In the first few weeks of the year, investors have already seen friendly takeover bids for Consolidated Thompson Iron Mines Ltd. ($4.9-billion) and Norsemont Mining Inc. ($520-million), a proposed merger of equals between Inmet Mining Corp. and Lundin Mining Corp. ($9-billion), and a protracted takeover battle for Baffinland Iron Mines Corp.
It is mating season right now, bankers say, and deals of all shapes and sizes are likely.”Commodity prices are strong and mining companies are feeling good about the fundamentals for the long term,” says Rick McCreary, head of global mining at CIBC World Markets.
Ted Larkin, managing director of equity capital markets at UBS Securities Canada, says corporate development teams are running numbers on every possible acquisition opportunity, and that companies are also seeking more advice on defence strategies, as they realize they could go into play at any time.

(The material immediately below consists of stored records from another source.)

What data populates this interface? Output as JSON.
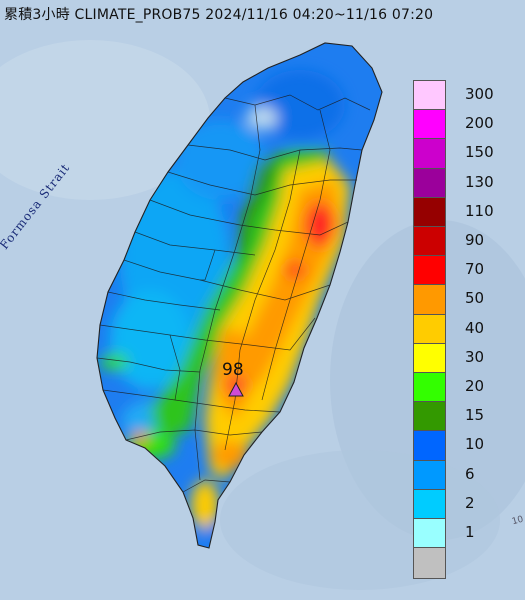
{
  "title": "累積3小時 CLIMATE_PROB75 2024/11/16 04:20~11/16 07:20",
  "sea_label": "Formosa Strait",
  "peak": {
    "value": "98",
    "marker": "triangle-marker",
    "color": "#d04bd6"
  },
  "edge_mark": "10",
  "legend": [
    {
      "label": "300",
      "color": "#ffc8ff"
    },
    {
      "label": "200",
      "color": "#ff00ff"
    },
    {
      "label": "150",
      "color": "#cc00cc"
    },
    {
      "label": "130",
      "color": "#9b009b"
    },
    {
      "label": "110",
      "color": "#960000"
    },
    {
      "label": "90",
      "color": "#cc0000"
    },
    {
      "label": "70",
      "color": "#ff0000"
    },
    {
      "label": "50",
      "color": "#ff9900"
    },
    {
      "label": "40",
      "color": "#ffcc00"
    },
    {
      "label": "30",
      "color": "#ffff00"
    },
    {
      "label": "20",
      "color": "#33ff00"
    },
    {
      "label": "15",
      "color": "#339900"
    },
    {
      "label": "10",
      "color": "#0066ff"
    },
    {
      "label": "6",
      "color": "#0099ff"
    },
    {
      "label": "2",
      "color": "#00ccff"
    },
    {
      "label": "1",
      "color": "#99ffff"
    },
    {
      "label": "",
      "color": "#c0c0c0"
    }
  ]
}
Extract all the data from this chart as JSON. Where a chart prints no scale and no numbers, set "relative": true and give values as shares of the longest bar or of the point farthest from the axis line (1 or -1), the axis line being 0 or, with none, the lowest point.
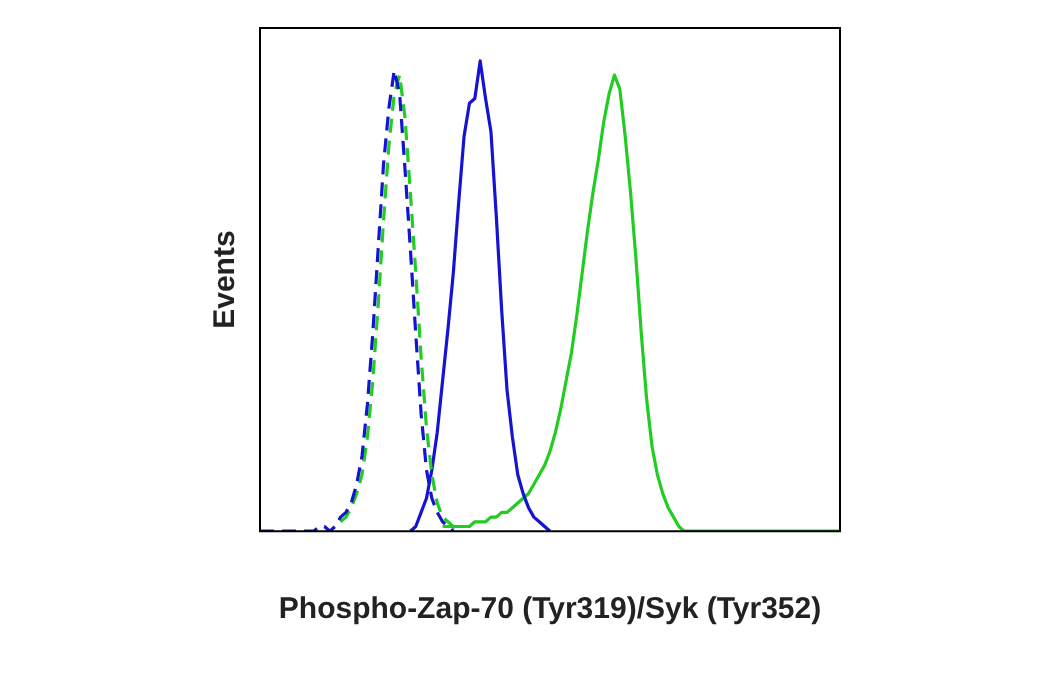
{
  "chart_data": {
    "type": "line",
    "relative": true,
    "xlabel": "Phospho-Zap-70 (Tyr319)/Syk (Tyr352)",
    "ylabel": "Events",
    "grid": false,
    "legend": false,
    "marker": "none",
    "categories": [
      null,
      null,
      null,
      null,
      null,
      null,
      null,
      null,
      null,
      null,
      null,
      null,
      null,
      null,
      null,
      null,
      null,
      null,
      null,
      null,
      null,
      null,
      null,
      null,
      null,
      null,
      null,
      null,
      null,
      null,
      null,
      null,
      null,
      null,
      null,
      null,
      null,
      null,
      null,
      null,
      null,
      null,
      null,
      null,
      null,
      null,
      null,
      null,
      null,
      null,
      null,
      null,
      null,
      null,
      null,
      null,
      null,
      null,
      null,
      null,
      null,
      null,
      null,
      null,
      null,
      null,
      null,
      null,
      null,
      null,
      null,
      null,
      null,
      null,
      null,
      null,
      null,
      null,
      null,
      null,
      null,
      null,
      null,
      null,
      null,
      null,
      null,
      null,
      null,
      null,
      null,
      null,
      null,
      null,
      null,
      null,
      null,
      null,
      null,
      null,
      null,
      null,
      null,
      null,
      null,
      null,
      null,
      null,
      null
    ],
    "series": [
      {
        "color": "#1414d2",
        "line_style": "dashed",
        "values": [
          0,
          0,
          0,
          0,
          0,
          0,
          0,
          0,
          0,
          0,
          0,
          0.01,
          0.01,
          0,
          0.01,
          0.03,
          0.04,
          0.06,
          0.1,
          0.16,
          0.27,
          0.42,
          0.6,
          0.78,
          0.9,
          0.98,
          0.93,
          0.77,
          0.6,
          0.42,
          0.25,
          0.13,
          0.07,
          0.04,
          0.02,
          0.01,
          0,
          null,
          null,
          null,
          null,
          null,
          null,
          null,
          null,
          null,
          null,
          null,
          null,
          null,
          null,
          null,
          null,
          null,
          null,
          null,
          null,
          null,
          null,
          null,
          null,
          null,
          null,
          null,
          null,
          null,
          null,
          null,
          null,
          null,
          null,
          null,
          null,
          null,
          null,
          null,
          null,
          null,
          null,
          null,
          null,
          null,
          null,
          null,
          null,
          null,
          null,
          null,
          null,
          null,
          null,
          null,
          null,
          null,
          null,
          null,
          null,
          null,
          null,
          null,
          null,
          null,
          null,
          null,
          null,
          null,
          null,
          null,
          null
        ]
      },
      {
        "color": "#22cc22",
        "line_style": "dashed",
        "values": [
          null,
          null,
          null,
          null,
          null,
          null,
          null,
          null,
          null,
          null,
          null,
          null,
          null,
          null,
          null,
          0.02,
          0.03,
          0.05,
          0.08,
          0.12,
          0.2,
          0.32,
          0.48,
          0.66,
          0.82,
          0.93,
          0.97,
          0.88,
          0.72,
          0.55,
          0.37,
          0.22,
          0.12,
          0.06,
          0.03,
          0.02,
          0.01,
          0,
          null,
          null,
          null,
          null,
          null,
          null,
          null,
          null,
          null,
          null,
          null,
          null,
          null,
          null,
          null,
          null,
          null,
          null,
          null,
          null,
          null,
          null,
          null,
          null,
          null,
          null,
          null,
          null,
          null,
          null,
          null,
          null,
          null,
          null,
          null,
          null,
          null,
          null,
          null,
          null,
          null,
          null,
          null,
          null,
          null,
          null,
          null,
          null,
          null,
          null,
          null,
          null,
          null,
          null,
          null,
          null,
          null,
          null,
          null,
          null,
          null,
          null,
          null,
          null,
          null,
          null,
          null,
          null,
          null,
          null,
          null
        ]
      },
      {
        "color": "#1414d2",
        "line_style": "solid",
        "values": [
          null,
          null,
          null,
          null,
          null,
          null,
          null,
          null,
          null,
          null,
          null,
          null,
          null,
          null,
          null,
          null,
          null,
          null,
          null,
          null,
          null,
          null,
          null,
          null,
          null,
          null,
          null,
          null,
          0,
          0.01,
          0.04,
          0.07,
          0.13,
          0.21,
          0.32,
          0.43,
          0.55,
          0.7,
          0.84,
          0.91,
          0.92,
          1,
          0.92,
          0.85,
          0.67,
          0.47,
          0.3,
          0.2,
          0.12,
          0.08,
          0.05,
          0.03,
          0.02,
          0.01,
          0,
          null,
          null,
          null,
          null,
          null,
          null,
          null,
          null,
          null,
          null,
          null,
          null,
          null,
          null,
          null,
          null,
          null,
          null,
          null,
          null,
          null,
          null,
          null,
          null,
          null,
          null,
          null,
          null,
          null,
          null,
          null,
          null,
          null,
          null,
          null,
          null,
          null,
          null,
          null,
          null,
          null,
          null,
          null,
          null,
          null,
          null,
          null,
          null,
          null,
          null,
          null,
          null,
          null,
          null
        ]
      },
      {
        "color": "#22cc22",
        "line_style": "solid",
        "values": [
          null,
          null,
          null,
          null,
          null,
          null,
          null,
          null,
          null,
          null,
          null,
          null,
          null,
          null,
          null,
          null,
          null,
          null,
          null,
          null,
          null,
          null,
          null,
          null,
          null,
          null,
          null,
          null,
          null,
          null,
          null,
          null,
          null,
          null,
          0.01,
          0.01,
          0.01,
          0.01,
          0.01,
          0.01,
          0.02,
          0.02,
          0.02,
          0.03,
          0.03,
          0.04,
          0.04,
          0.05,
          0.06,
          0.07,
          0.08,
          0.1,
          0.12,
          0.14,
          0.17,
          0.21,
          0.26,
          0.32,
          0.38,
          0.46,
          0.55,
          0.64,
          0.72,
          0.79,
          0.87,
          0.93,
          0.97,
          0.94,
          0.84,
          0.72,
          0.58,
          0.42,
          0.28,
          0.18,
          0.12,
          0.08,
          0.05,
          0.03,
          0.01,
          0,
          0,
          0,
          0,
          0,
          0,
          0,
          0,
          0,
          0,
          0,
          0,
          0,
          0,
          0,
          0,
          0,
          0,
          0,
          0,
          0,
          0,
          0,
          0,
          0,
          0,
          0,
          0,
          0,
          0
        ]
      }
    ]
  }
}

The mergers seen so far provide a glimpse of the type of transactions that are likely to happen: larger companies buying juniors with undeveloped assets (Norsemont), and companies bulking up to increase scale to fund large-scale projects (Inmet and Lundin).
Cormark Securities banker Darren Wallace says 2011 is a “crossroads” year for juniors, as they own a lot of projects that are ready to be built. He expects many of those companies will choose to sell, as Norsemont did, rather than try to hire a mine-building team and raise all the capital to build the mines themselves.
These projects, in turn, are just what the seniors want.
“I do think companies that are earlier-stage and have very high-quality assets are the types of opportunities that some of the larger companies are looking at,” says Mike Boyd, head of M&A at CIBC World Markets.
He says that since mining company valuations are now driven by growth rather than size, there is a greater need for the seniors to seek out these assets. Last year’s US$7.1-billion takeover by Kinross Gold Corp. of Red Back Mining Inc. was a prime example.
The wild takeover activity early in the year is also expected to provide its own jolt to the M&A market. Bankers say that after Inmet and Lundin decided to join forces, every other competitor is being forced to look at what it can do to keep up and continue to position itself for growth, particularly those that have a thin project pipeline.
“This commodity cycle and the increased M&A activity is forcing companies to be pro-actively looking at all strategic options,” says Alain Auclair, head of investment banking at UBS Securities Canada.